Big Data and Data Science in Educational Research

A special issue of Big Data and Cognitive Computing (ISSN 2504-2289).

Deadline for manuscript submissions: closed (15 December 2018) | Viewed by 6368

Special Issue Editor

Educational Technology and Research methodologies, Higher Education Development Centre, University of Otago, Dunedin, New Zealand
Interests: artificial Intelligence in education (AIED); big data and learning analytics; data science in educational research; theory and praxis of teaching of research methodology (Quan, Qual and MM)

Special Issue Information

Dear Colleagues,

The growing volume of data generated by machines, humans, applications, sensors and networks, together with the associated complexity of the research environment, requires innovation in educational research.
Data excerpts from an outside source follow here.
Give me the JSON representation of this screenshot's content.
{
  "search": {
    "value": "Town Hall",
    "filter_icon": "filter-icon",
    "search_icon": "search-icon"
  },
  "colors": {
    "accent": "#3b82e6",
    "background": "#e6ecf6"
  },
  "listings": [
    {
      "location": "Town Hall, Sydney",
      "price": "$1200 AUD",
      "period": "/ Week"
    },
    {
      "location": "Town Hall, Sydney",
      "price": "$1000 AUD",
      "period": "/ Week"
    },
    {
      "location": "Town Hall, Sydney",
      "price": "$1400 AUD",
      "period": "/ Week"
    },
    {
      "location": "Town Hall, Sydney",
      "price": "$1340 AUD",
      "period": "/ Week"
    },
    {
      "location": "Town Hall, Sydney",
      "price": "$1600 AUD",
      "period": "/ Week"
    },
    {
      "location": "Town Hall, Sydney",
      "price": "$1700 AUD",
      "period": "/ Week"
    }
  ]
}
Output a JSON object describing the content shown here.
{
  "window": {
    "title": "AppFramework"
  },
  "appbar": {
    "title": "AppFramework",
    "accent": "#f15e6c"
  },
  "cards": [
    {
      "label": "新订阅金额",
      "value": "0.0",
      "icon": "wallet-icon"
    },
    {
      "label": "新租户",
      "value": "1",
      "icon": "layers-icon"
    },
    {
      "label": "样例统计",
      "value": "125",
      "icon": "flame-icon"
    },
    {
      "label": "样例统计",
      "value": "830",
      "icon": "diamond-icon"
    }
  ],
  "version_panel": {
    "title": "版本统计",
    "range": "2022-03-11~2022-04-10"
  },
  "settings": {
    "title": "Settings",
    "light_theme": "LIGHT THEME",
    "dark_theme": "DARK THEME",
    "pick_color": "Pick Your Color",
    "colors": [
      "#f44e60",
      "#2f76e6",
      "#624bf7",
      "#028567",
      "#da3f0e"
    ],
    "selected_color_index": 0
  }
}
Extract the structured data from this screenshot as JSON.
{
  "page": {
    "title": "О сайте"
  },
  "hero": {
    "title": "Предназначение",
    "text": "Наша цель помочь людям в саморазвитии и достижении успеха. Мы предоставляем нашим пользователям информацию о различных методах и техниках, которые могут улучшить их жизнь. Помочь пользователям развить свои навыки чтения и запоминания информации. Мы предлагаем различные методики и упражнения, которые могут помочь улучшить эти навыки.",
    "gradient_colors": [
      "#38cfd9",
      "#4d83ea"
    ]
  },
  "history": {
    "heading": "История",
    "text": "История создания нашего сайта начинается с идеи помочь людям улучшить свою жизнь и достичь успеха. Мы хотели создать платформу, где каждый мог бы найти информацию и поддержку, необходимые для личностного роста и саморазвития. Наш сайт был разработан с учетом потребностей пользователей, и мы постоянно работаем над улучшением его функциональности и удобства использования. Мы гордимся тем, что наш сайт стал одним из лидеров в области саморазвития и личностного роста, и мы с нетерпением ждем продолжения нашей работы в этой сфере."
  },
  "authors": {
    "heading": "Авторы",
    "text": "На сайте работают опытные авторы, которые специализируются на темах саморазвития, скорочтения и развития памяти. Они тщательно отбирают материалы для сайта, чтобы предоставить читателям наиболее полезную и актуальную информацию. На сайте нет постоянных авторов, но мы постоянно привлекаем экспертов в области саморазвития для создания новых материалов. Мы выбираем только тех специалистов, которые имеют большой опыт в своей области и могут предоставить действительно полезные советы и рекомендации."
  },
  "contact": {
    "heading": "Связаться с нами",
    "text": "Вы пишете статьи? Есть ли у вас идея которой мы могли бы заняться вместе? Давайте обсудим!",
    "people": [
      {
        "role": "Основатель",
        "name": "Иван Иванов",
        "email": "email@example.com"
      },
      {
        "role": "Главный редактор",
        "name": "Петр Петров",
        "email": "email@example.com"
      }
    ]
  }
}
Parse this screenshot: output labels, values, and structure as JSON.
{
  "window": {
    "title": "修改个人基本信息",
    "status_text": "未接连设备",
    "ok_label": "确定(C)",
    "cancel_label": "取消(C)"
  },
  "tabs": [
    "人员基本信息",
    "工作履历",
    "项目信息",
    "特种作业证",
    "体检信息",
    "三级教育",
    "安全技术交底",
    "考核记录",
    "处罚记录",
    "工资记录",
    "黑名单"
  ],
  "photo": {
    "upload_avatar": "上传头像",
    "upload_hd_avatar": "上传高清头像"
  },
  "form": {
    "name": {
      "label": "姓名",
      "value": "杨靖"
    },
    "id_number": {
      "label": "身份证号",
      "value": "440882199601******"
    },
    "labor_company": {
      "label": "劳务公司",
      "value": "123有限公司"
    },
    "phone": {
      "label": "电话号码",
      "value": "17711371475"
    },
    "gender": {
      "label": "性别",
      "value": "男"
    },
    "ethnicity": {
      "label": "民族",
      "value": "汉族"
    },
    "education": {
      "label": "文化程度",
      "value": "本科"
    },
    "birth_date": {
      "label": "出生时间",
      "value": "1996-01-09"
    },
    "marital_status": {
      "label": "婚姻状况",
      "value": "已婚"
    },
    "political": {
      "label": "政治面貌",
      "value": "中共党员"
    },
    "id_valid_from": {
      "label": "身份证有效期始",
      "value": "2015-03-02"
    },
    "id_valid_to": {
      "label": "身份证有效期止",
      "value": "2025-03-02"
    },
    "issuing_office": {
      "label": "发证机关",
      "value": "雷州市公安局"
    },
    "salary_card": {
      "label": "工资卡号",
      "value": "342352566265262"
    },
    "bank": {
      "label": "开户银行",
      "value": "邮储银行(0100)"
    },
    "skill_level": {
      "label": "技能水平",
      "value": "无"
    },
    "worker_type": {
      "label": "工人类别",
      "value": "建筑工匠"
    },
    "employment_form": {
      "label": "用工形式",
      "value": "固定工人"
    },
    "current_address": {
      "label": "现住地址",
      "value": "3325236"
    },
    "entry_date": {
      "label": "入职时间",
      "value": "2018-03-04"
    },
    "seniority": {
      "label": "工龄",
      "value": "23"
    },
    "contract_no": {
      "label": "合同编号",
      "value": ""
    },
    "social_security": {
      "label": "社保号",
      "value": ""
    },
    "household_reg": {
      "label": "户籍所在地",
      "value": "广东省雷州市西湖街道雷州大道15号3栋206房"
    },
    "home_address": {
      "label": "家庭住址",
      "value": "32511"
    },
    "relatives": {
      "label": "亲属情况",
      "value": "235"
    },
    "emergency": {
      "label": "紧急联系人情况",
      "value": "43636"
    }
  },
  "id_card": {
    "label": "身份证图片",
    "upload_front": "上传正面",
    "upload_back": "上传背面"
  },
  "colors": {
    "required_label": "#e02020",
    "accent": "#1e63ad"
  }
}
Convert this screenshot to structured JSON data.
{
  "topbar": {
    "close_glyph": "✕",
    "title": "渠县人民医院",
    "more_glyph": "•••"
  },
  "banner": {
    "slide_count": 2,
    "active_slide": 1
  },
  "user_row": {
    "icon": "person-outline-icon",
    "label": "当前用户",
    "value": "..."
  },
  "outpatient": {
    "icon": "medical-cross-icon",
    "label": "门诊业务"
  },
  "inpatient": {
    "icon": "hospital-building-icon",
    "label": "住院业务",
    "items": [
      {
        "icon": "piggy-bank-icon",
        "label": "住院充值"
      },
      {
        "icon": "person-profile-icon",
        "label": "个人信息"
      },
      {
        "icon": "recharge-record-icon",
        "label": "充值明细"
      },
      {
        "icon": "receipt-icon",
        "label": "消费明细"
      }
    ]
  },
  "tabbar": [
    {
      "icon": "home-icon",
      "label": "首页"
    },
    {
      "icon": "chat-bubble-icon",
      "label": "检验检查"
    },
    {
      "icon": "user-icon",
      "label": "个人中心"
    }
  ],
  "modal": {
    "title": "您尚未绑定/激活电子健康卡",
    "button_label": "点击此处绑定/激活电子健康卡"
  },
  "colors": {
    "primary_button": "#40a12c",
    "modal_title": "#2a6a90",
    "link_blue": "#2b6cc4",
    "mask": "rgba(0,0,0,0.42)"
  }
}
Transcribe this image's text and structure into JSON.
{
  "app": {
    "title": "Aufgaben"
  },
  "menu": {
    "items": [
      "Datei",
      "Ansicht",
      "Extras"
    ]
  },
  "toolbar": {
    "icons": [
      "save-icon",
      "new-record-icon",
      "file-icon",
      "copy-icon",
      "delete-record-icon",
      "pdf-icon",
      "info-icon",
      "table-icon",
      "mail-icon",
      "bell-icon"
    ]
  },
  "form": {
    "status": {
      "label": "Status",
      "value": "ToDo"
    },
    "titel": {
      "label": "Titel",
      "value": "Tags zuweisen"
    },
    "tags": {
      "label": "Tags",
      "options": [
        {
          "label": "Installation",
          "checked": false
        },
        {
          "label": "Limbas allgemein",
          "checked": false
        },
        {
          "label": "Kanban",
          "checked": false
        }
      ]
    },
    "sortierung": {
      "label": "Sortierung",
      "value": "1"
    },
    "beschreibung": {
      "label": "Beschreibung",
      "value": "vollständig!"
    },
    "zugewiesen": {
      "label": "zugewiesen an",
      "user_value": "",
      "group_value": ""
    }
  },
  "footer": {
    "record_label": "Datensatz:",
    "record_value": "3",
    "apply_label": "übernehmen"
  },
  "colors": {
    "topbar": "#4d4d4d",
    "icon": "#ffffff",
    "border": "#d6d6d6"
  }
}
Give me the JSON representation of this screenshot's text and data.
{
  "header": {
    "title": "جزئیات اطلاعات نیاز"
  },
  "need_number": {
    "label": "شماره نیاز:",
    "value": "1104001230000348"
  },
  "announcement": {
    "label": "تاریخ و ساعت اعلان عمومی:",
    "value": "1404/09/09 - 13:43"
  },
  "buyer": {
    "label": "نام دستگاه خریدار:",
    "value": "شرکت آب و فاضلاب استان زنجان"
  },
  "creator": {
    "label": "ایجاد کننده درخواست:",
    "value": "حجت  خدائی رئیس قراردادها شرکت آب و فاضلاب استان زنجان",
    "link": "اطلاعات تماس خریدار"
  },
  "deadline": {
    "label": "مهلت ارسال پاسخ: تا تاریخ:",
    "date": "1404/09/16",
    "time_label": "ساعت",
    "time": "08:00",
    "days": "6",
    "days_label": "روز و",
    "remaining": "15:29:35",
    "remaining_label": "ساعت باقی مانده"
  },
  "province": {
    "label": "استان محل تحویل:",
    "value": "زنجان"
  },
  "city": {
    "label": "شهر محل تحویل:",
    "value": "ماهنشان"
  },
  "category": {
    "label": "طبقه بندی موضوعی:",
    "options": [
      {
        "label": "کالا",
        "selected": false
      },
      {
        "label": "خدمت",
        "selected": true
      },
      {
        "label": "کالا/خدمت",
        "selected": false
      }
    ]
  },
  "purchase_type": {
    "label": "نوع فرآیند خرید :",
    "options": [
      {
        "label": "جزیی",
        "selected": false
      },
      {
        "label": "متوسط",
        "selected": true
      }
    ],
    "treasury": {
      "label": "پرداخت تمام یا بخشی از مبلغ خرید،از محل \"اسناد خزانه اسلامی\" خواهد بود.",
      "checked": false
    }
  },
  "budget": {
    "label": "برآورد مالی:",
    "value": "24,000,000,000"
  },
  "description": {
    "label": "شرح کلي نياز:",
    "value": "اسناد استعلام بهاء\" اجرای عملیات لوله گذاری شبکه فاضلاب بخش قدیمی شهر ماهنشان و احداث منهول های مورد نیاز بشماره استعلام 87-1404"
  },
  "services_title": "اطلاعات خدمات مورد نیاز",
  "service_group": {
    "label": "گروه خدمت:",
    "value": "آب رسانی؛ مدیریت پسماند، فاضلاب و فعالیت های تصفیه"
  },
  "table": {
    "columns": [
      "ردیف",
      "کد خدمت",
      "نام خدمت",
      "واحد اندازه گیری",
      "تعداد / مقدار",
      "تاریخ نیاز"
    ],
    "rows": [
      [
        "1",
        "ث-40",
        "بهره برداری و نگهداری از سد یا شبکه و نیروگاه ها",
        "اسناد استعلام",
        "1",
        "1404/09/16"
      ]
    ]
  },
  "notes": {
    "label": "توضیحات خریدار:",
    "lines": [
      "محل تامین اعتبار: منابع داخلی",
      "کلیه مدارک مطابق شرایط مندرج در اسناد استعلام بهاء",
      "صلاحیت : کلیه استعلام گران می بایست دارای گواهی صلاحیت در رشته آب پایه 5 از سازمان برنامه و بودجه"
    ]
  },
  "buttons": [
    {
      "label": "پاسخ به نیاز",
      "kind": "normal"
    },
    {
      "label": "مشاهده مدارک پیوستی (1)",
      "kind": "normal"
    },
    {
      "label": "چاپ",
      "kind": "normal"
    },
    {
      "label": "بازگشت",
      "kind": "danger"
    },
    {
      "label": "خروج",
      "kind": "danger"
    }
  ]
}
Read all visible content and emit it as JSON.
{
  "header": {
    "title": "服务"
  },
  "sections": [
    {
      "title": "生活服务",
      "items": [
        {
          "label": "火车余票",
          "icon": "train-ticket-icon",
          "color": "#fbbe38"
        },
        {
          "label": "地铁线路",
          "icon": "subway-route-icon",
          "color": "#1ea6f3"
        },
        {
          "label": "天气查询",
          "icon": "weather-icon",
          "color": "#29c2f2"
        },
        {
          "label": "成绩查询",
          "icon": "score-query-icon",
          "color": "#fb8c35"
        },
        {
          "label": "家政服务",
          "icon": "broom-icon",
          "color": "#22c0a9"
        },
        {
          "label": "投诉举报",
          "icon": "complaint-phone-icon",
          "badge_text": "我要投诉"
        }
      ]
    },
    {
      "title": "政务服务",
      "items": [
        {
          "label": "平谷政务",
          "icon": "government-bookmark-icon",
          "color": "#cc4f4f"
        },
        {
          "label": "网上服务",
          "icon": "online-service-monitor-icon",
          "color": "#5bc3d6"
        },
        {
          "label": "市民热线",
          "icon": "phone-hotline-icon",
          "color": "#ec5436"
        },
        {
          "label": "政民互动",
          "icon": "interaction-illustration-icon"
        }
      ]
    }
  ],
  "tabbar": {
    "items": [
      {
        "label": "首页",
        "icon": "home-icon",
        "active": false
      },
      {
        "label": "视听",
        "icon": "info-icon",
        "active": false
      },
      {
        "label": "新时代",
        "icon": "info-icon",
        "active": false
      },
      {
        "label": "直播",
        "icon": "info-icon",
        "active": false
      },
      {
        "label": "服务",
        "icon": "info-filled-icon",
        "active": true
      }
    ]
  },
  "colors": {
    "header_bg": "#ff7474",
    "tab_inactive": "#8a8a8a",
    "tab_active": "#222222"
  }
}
In education, the ability to work with new forms of data and analytical tools can provide educational institutions with the knowledge they need to operate efficiently in highly technical and challenging research environments. Moreover, the growing research interest in Big Data and analytics in education suggests that the field of educational research is likely to become a data-intensive in the near future.

Educational Data Science(EDS) is a growing field of inquiry, primarily concerned with the extraction of information from a large and complex set of educational data, with the purpose of discerning valuable and actionable knowledge. EDS techniques can be applied to explore large quantities of data on students’ learning trajectories in learning management systems, social media interaction, faculty teaching practices. These data can be harvested and analysed to reveal useful patterns and insights to support better decisions relating to student learning, teaching and optimisation of institutional resources.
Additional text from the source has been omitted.